Scarier Than Ebola: Human ErrorBy
The Dallas hospital treating the first Ebola case diagnosed in the U.S. sent the patient, Thomas Duncan, home the first time he showed up because the doctors who saw him never learned that he’d just come from West Africa. The hospital has blamed a flaw in its electronic health records for keeping information collected by a nurse, including Duncan’s travel history, from being presented to the treating physician, who mistook Duncan’s symptoms for a low-level infection, on Sept. 25. (Update: The hospital has since changed its explanation.)
The apparent mistake meant Duncan was not admitted and isolated until Sept. 28. That increased the risk of infection for those he came in contact with while he was sick, including his family, who are now quarantined in their Dallas apartment. It also widened the circle of contacts that public health officials must trace and monitor for symptoms.

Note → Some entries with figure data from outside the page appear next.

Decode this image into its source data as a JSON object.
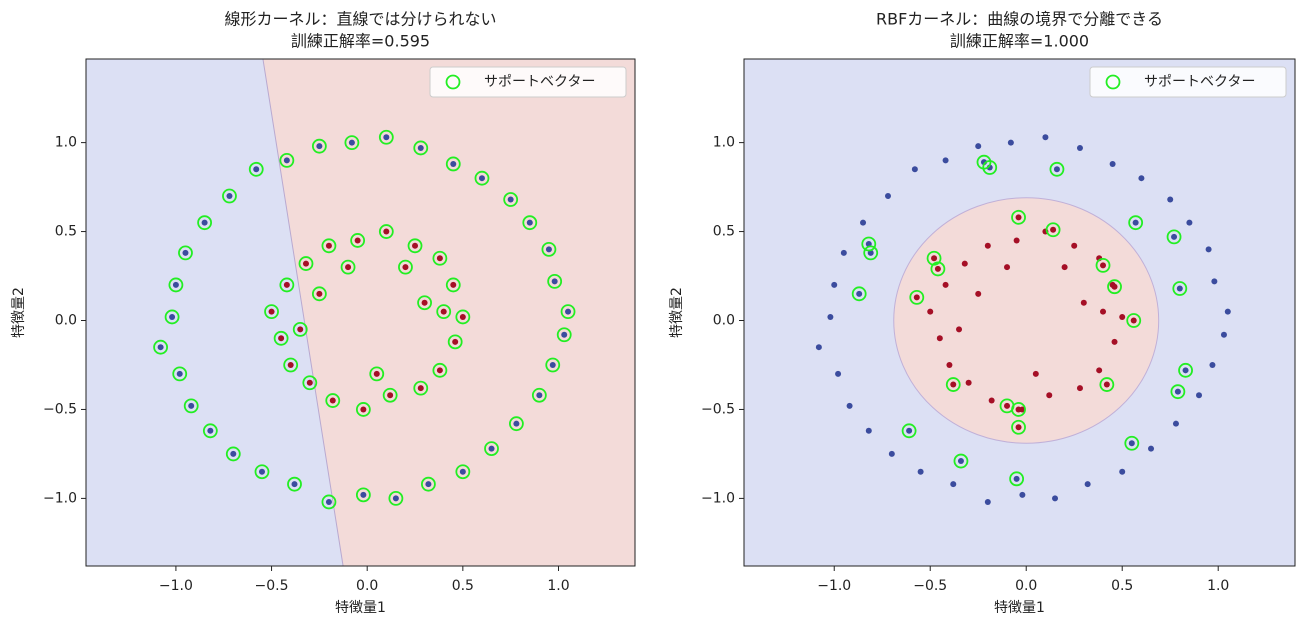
{
  "chart_data": [
    {
      "type": "scatter",
      "title": "線形カーネル：直線では分けられない",
      "subtitle": "訓練正解率=0.595",
      "x_label": "特徴量1",
      "y_label": "特徴量2",
      "xlim": [
        -1.47,
        1.4
      ],
      "ylim": [
        -1.38,
        1.47
      ],
      "xticks": [
        {
          "value": -1.0,
          "label": "−1.0"
        },
        {
          "value": -0.5,
          "label": "−0.5"
        },
        {
          "value": 0.0,
          "label": "0.0"
        },
        {
          "value": 0.5,
          "label": "0.5"
        },
        {
          "value": 1.0,
          "label": "1.0"
        }
      ],
      "yticks": [
        {
          "value": -1.0,
          "label": "−1.0"
        },
        {
          "value": -0.5,
          "label": "−0.5"
        },
        {
          "value": 0.0,
          "label": "0.0"
        },
        {
          "value": 0.5,
          "label": "0.5"
        },
        {
          "value": 1.0,
          "label": "1.0"
        }
      ],
      "decision_boundary": {
        "kind": "line",
        "x": [
          -0.545,
          -0.126
        ],
        "y": [
          1.47,
          -1.38
        ],
        "colors": [
          "#dce0f4",
          "#f3dbd9"
        ]
      },
      "legend": "upper right",
      "series": [
        {
          "color": "#3b4c9e",
          "marker": "dot",
          "x": [
            1.05,
            0.98,
            0.95,
            0.85,
            0.75,
            0.6,
            0.45,
            0.28,
            0.1,
            -0.08,
            -0.25,
            -0.42,
            -0.58,
            -0.72,
            -0.85,
            -0.95,
            -1.0,
            -1.02,
            -1.08,
            -0.98,
            -0.92,
            -0.82,
            -0.7,
            -0.55,
            -0.38,
            -0.2,
            -0.02,
            0.15,
            0.32,
            0.5,
            0.65,
            0.78,
            0.9,
            0.97,
            1.03
          ],
          "y": [
            0.05,
            0.22,
            0.4,
            0.55,
            0.68,
            0.8,
            0.88,
            0.97,
            1.03,
            1.0,
            0.98,
            0.9,
            0.85,
            0.7,
            0.55,
            0.38,
            0.2,
            0.02,
            -0.15,
            -0.3,
            -0.48,
            -0.62,
            -0.75,
            -0.85,
            -0.92,
            -1.02,
            -0.98,
            -1.0,
            -0.92,
            -0.85,
            -0.72,
            -0.58,
            -0.42,
            -0.25,
            -0.08
          ]
        },
        {
          "color": "#a50f26",
          "marker": "dot",
          "x": [
            0.5,
            0.45,
            0.38,
            0.25,
            0.1,
            -0.05,
            -0.2,
            -0.32,
            -0.42,
            -0.5,
            -0.45,
            -0.4,
            -0.3,
            -0.18,
            -0.02,
            0.12,
            0.28,
            0.38,
            0.46,
            0.3,
            -0.25,
            0.05,
            0.4,
            -0.35,
            0.2,
            -0.1
          ],
          "y": [
            0.02,
            0.2,
            0.35,
            0.42,
            0.5,
            0.45,
            0.42,
            0.32,
            0.2,
            0.05,
            -0.1,
            -0.25,
            -0.35,
            -0.45,
            -0.5,
            -0.42,
            -0.38,
            -0.28,
            -0.12,
            0.1,
            0.15,
            -0.3,
            0.05,
            -0.05,
            0.3,
            0.3
          ]
        },
        {
          "name": "サポートベクター",
          "color": "#22ee22",
          "marker": "ring",
          "x": [
            1.05,
            0.98,
            0.95,
            0.85,
            0.75,
            0.6,
            0.45,
            0.28,
            0.1,
            -0.08,
            -0.25,
            -0.42,
            -0.58,
            -0.72,
            -0.85,
            -0.95,
            -1.0,
            -1.02,
            -1.08,
            -0.98,
            -0.92,
            -0.82,
            -0.7,
            -0.55,
            -0.38,
            -0.2,
            -0.02,
            0.15,
            0.32,
            0.5,
            0.65,
            0.78,
            0.9,
            0.97,
            1.03,
            0.5,
            0.45,
            0.38,
            0.25,
            0.1,
            -0.05,
            -0.2,
            -0.32,
            -0.42,
            -0.5,
            -0.45,
            -0.4,
            -0.3,
            -0.18,
            -0.02,
            0.12,
            0.28,
            0.38,
            0.46,
            0.3,
            -0.25,
            0.05,
            0.4,
            -0.35,
            0.2,
            -0.1
          ],
          "y": [
            0.05,
            0.22,
            0.4,
            0.55,
            0.68,
            0.8,
            0.88,
            0.97,
            1.03,
            1.0,
            0.98,
            0.9,
            0.85,
            0.7,
            0.55,
            0.38,
            0.2,
            0.02,
            -0.15,
            -0.3,
            -0.48,
            -0.62,
            -0.75,
            -0.85,
            -0.92,
            -1.02,
            -0.98,
            -1.0,
            -0.92,
            -0.85,
            -0.72,
            -0.58,
            -0.42,
            -0.25,
            -0.08,
            0.02,
            0.2,
            0.35,
            0.42,
            0.5,
            0.45,
            0.42,
            0.32,
            0.2,
            0.05,
            -0.1,
            -0.25,
            -0.35,
            -0.45,
            -0.5,
            -0.42,
            -0.38,
            -0.28,
            -0.12,
            0.1,
            0.15,
            -0.3,
            0.05,
            -0.05,
            0.3,
            0.3
          ]
        }
      ]
    },
    {
      "type": "scatter",
      "title": "RBFカーネル：曲線の境界で分離できる",
      "subtitle": "訓練正解率=1.000",
      "x_label": "特徴量1",
      "y_label": "特徴量2",
      "xlim": [
        -1.47,
        1.4
      ],
      "ylim": [
        -1.38,
        1.47
      ],
      "xticks": [
        {
          "value": -1.0,
          "label": "−1.0"
        },
        {
          "value": -0.5,
          "label": "−0.5"
        },
        {
          "value": 0.0,
          "label": "0.0"
        },
        {
          "value": 0.5,
          "label": "0.5"
        },
        {
          "value": 1.0,
          "label": "1.0"
        }
      ],
      "yticks": [
        {
          "value": -1.0,
          "label": "−1.0"
        },
        {
          "value": -0.5,
          "label": "−0.5"
        },
        {
          "value": 0.0,
          "label": "0.0"
        },
        {
          "value": 0.5,
          "label": "0.5"
        },
        {
          "value": 1.0,
          "label": "1.0"
        }
      ],
      "decision_boundary": {
        "kind": "circle",
        "cx": 0.0,
        "cy": 0.0,
        "r": 0.69,
        "colors": [
          "#dce0f4",
          "#f3dbd9"
        ]
      },
      "legend": "upper right",
      "series": [
        {
          "color": "#3b4c9e",
          "marker": "dot",
          "x": [
            1.05,
            0.98,
            0.95,
            0.85,
            0.75,
            0.6,
            0.45,
            0.28,
            0.1,
            -0.08,
            -0.25,
            -0.42,
            -0.58,
            -0.72,
            -0.85,
            -0.95,
            -1.0,
            -1.02,
            -1.08,
            -0.98,
            -0.92,
            -0.82,
            -0.7,
            -0.55,
            -0.38,
            -0.2,
            -0.02,
            0.15,
            0.32,
            0.5,
            0.65,
            0.78,
            0.9,
            0.97,
            1.03,
            -0.22,
            -0.19,
            0.16,
            0.57,
            0.77,
            -0.82,
            -0.81,
            -0.87,
            0.8,
            0.83,
            0.79,
            0.55,
            -0.61,
            -0.34,
            -0.05
          ],
          "y": [
            0.05,
            0.22,
            0.4,
            0.55,
            0.68,
            0.8,
            0.88,
            0.97,
            1.03,
            1.0,
            0.98,
            0.9,
            0.85,
            0.7,
            0.55,
            0.38,
            0.2,
            0.02,
            -0.15,
            -0.3,
            -0.48,
            -0.62,
            -0.75,
            -0.85,
            -0.92,
            -1.02,
            -0.98,
            -1.0,
            -0.92,
            -0.85,
            -0.72,
            -0.58,
            -0.42,
            -0.25,
            -0.08,
            0.89,
            0.86,
            0.85,
            0.55,
            0.47,
            0.43,
            0.38,
            0.15,
            0.18,
            -0.28,
            -0.4,
            -0.69,
            -0.62,
            -0.79,
            -0.89
          ]
        },
        {
          "color": "#a50f26",
          "marker": "dot",
          "x": [
            0.5,
            0.45,
            0.38,
            0.25,
            0.1,
            -0.05,
            -0.2,
            -0.32,
            -0.42,
            -0.5,
            -0.45,
            -0.4,
            -0.3,
            -0.18,
            -0.02,
            0.12,
            0.28,
            0.38,
            0.46,
            0.3,
            -0.25,
            0.05,
            0.4,
            -0.35,
            0.2,
            -0.1,
            -0.57,
            -0.48,
            -0.46,
            -0.04,
            0.14,
            0.4,
            0.46,
            0.56,
            0.42,
            -0.38,
            -0.1,
            -0.04,
            -0.04
          ],
          "y": [
            0.02,
            0.2,
            0.35,
            0.42,
            0.5,
            0.45,
            0.42,
            0.32,
            0.2,
            0.05,
            -0.1,
            -0.25,
            -0.35,
            -0.45,
            -0.5,
            -0.42,
            -0.38,
            -0.28,
            -0.12,
            0.1,
            0.15,
            -0.3,
            0.05,
            -0.05,
            0.3,
            0.3,
            0.13,
            0.35,
            0.29,
            0.58,
            0.51,
            0.31,
            0.19,
            0.0,
            -0.36,
            -0.36,
            -0.48,
            -0.5,
            -0.6
          ]
        },
        {
          "name": "サポートベクター",
          "color": "#22ee22",
          "marker": "ring",
          "x": [
            -0.22,
            -0.19,
            0.16,
            0.57,
            0.77,
            -0.82,
            -0.81,
            -0.87,
            0.8,
            0.83,
            0.79,
            0.55,
            -0.61,
            -0.34,
            -0.05,
            -0.57,
            -0.48,
            -0.46,
            -0.04,
            0.14,
            0.4,
            0.46,
            0.56,
            0.42,
            -0.38,
            -0.1,
            -0.04,
            -0.04
          ],
          "y": [
            0.89,
            0.86,
            0.85,
            0.55,
            0.47,
            0.43,
            0.38,
            0.15,
            0.18,
            -0.28,
            -0.4,
            -0.69,
            -0.62,
            -0.79,
            -0.89,
            0.13,
            0.35,
            0.29,
            0.58,
            0.51,
            0.31,
            0.19,
            0.0,
            -0.36,
            -0.36,
            -0.48,
            -0.5,
            -0.6
          ]
        }
      ]
    }
  ]
}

America’s risk of an Ebola epidemic remains vanishingly small. The country has the public health resources and hospital capacity to stop the spread of the infection, which is only transmitted through direct contact with bodily fluids after a patient exhibits symptoms. The misstep at Texas Health Presbyterian Hospital Dallas, though, indicates something patients should be spooked about: the very real chance that errors, oversights, or deviations from established procedures could kill them.
It’s hard to say precisely how often this happens. A 2013 review of studies in the Journal of Patient Safety suggested medical errors cause somewhere between 210,000 and 400,000 deaths each year in the U.S. In a landmark report (PDF) 15 years ago, the Institute of Medicine put the number between 44,000 and 98,000. Even the lower estimate would mean medical errors kill more Americans than car accidents do. The moment when one clinician turns over care of a patient to another is particularly hazardous, says Marty Makary, a Johns Hopkins surgeon who has written on hospital safety. “The most dangerous procedure in American emergency rooms is a patient handoff,” Makary says. Breakdowns in communication during patient handoffs “are endemic in American health care,” he says.
Electronic health records have sometimes been hailed as a tool to help standardize care. Many doctors complain that they’re a distraction, collecting too much information without prioritizing the most important facts. In this case, the design of the software apparently stopped doctors from seeing crucial information that might have made a difference in their initial diagnosis. According to Texas Health Dallas, nurses and the doctor who initially saw Duncan followed proper procedures when he arrived with a fever, abdominal pain, and a headache.
The intake nurse took a travel history, along with an array of other information, and recorded in an electronic medical record that he had been in Africa within the past four weeks. That important fact never made it to the doctor who saw Duncan, though, because the software has separate workflows for nurses and doctors. “As designed, the travel history would not automatically appear in the physician’s standard workflow,” according to an e-mailed statement from Texas Health Dallas. That’s now been corrected. Travel history, including specific references to regions with Ebola outbreaks, has been made more visible “to alert all providers,” the hospital says.
It’s impossible to say whether the same mistake would have happened had the hospital been using paper charts. “Even in traditional paper and verbal communication, the lack of a headline is one of the greatest problems in relaying information that results in patient harm,” Makary says.
Texas Health, to its credit, released details of what went wrong “in the interest of transparency, and because we want other U.S. hospitals and providers to learn from our experience.” Let’s hope they do.